Restaurant reservation platforms increasingly compete on integrated dining experiences rather than table inventory alone. OpenTable is positioning itself as a connector across reservations, payments, transportation, and brand advertising through partnerships with Visa, Uber, and its OpenTable Media network.
Consolidation also shapes the market, as shown by OpenTable acquiring Canadian platform Libro in 2026 to deepen coverage in Quebec. Incumbent scale and diner data remain central assets as card networks and delivery platforms seek restaurant relationships.
OpenTable maintains one of the largest global restaurant reservation networks, with more than 65,000 participating locations across over 80 countries. The platform reports seating about 1.9 billion diners annually, giving it scale that newer rivals struggle to match.
Decades of booking history also supply first-party diner data on preferences, visit frequency, and dining occasions. That dataset supports restaurant operations, targeted marketing through OpenTable Media, and partnerships with payment and mobility platforms such as Visa and Uber.
OpenTable's per-cover fees can scale unpredictably for high-volume restaurants, while competitors such as Resy, Toast Tables, Yelp Guest Manager, and SevenRooms promote flat-fee or lower-cost structures that reduce total cost of ownership and improve budget predictability.

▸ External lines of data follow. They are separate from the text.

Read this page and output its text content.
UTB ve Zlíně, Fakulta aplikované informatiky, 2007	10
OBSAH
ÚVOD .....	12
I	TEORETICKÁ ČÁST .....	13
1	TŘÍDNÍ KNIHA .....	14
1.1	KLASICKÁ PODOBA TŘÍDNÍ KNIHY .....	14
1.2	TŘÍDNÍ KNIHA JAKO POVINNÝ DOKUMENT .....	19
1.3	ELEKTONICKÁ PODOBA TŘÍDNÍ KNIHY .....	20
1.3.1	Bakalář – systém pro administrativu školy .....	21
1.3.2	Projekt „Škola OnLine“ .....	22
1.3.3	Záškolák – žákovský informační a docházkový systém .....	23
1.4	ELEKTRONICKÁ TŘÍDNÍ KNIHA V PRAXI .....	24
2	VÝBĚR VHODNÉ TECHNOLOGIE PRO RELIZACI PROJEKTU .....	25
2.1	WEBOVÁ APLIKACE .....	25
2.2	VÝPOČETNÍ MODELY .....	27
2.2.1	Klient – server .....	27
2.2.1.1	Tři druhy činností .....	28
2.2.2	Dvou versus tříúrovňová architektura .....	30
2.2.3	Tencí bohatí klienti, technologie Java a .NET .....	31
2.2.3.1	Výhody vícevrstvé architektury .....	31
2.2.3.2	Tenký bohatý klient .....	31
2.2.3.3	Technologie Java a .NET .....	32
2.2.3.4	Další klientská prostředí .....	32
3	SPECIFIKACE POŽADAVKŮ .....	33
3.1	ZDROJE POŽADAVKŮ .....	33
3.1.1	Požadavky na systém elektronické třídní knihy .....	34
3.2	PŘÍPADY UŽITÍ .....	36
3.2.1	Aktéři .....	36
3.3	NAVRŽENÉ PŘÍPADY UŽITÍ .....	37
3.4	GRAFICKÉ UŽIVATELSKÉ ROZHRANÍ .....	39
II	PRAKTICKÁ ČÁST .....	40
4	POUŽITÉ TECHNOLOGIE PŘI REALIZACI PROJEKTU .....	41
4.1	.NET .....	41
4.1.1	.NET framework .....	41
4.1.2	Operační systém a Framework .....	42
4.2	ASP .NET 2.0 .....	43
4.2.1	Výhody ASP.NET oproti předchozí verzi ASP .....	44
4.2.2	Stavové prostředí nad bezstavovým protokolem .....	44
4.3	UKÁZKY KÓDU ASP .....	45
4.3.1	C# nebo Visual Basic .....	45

The platform also does not let restaurants fully own guest data, requires an iPad for floor management, and has been criticized for allowing competitor restaurants to advertise against a listing, which can dilute brand control and direct-booking relationships.
OpenTable sells tiered software subscriptions aimed at different restaurant sizes: Basic at $149 per month, Core at $299 per month, and Pro at $499 per month, with each higher tier adding table management, guest CRM, marketing automation, and deeper analytics.
The company monetizes both recurring subscription revenue and usage-based network cover fees—$1.50 per cover on Basic after a 30-day free period and $1 per cover on Core and Pro—plus optional add-ons such as premium SMS messaging, digital advertising, and a 2% service fee on prepaid experiences and ticketing.